Excerpts from the literature
“In these times, we can no longer teach people for a lifetime. Education needs to provide people with a reliable compass and the navigation tools to find their own way through an increasingly complex and volatile world.”
- This quote is extracted from a report titled “Educating Learners for Their Future, Not Our Past” written by Schleicher and published in 2018. The paper presents the main conclusion OECD countries working on a new framework for curriculum design, referred to as “Education 2030”, have drawn.
“Modular online education will break down boundaries and change the delivery of education. Student mobility patterns will change, and innovative higher education institutions will see a new global reach. This unbundled approach will also foster lifelong learning habits, keeping our workforce nimble and eager to learn new skills on the job.”
- This quote is extracted from a report titled “Envisioning Pathways to 2030: Megatrends shaping the future of global higher education” published in 2018. The authors articulate their vision for the future of global higher education by synthesising various external reports and data with the perspectives of higher education leaders from around the world. Anant Agarwal, founder and CEO of edX is quoted above.
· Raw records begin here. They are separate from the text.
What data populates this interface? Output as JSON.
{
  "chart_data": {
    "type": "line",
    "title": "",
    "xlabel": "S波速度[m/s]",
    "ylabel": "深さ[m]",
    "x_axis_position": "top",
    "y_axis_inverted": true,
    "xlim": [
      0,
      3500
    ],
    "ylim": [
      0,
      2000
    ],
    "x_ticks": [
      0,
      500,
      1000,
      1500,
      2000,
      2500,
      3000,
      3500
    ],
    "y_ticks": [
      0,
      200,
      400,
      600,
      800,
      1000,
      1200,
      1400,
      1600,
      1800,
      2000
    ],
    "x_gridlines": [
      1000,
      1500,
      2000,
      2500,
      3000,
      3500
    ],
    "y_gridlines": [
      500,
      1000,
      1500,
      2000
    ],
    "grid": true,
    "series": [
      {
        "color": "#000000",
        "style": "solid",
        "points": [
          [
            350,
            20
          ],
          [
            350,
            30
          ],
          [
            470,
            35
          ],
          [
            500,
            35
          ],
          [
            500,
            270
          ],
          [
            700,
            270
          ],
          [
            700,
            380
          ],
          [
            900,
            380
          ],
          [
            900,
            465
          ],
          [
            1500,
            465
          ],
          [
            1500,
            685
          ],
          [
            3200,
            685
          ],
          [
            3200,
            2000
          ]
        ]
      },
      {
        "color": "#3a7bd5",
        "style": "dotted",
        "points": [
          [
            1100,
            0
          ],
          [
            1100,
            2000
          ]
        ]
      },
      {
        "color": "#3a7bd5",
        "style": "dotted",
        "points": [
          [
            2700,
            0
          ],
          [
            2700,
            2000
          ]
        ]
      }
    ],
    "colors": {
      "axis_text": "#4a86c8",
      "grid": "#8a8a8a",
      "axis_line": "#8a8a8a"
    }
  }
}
“Halverson (2010) argue that, with the advent and increasing impact of technologies, a new era of education - the “lifelong learning era” - is beginning, which differs substantially from the current “schooling era” and to a certain extent reflects a return to the pre-industrial “apprenticeship era”. In the “lifelong learning era”, learning takes place across a number of different “venues” and involves mixed-age groups in different constellations.”
- This quote is extracted from a journal article titled “The Future of Learning 2025: Developing a vision for change” written by Redecker, Punle and published in 2013. This paper presents key findings from a foresight study on the "Future of Learning", which employed a series of structured stakeholder consultations, in different formats, involving experts, policy makers and teachers, to envisage how and what European citizens will learn in 2020-2030.
“Learning will become more active and constructive, with an emphasis on learning by doing, and on locational and authentic learning. Learning will take place in social interaction with other learners, teachers and third parties. It will be connected to real life, nature, work, and life in the local and global community”
- This quote is extracted from a report titled “The Future of Learning: European Teachers’ Visions” (a foresight consultation at the 2010 eTwinning Conference, Seville) written by Ala-Mutka, Redecker, Punie, Ferrari, Cachia, Centeno and published in 2010.The overall objective of the research is to contribute to the development of imaginative visions and scenarios of the future of learning in order to support priority setting for education, training and skilling policies, by consulting a range and variety of different experts.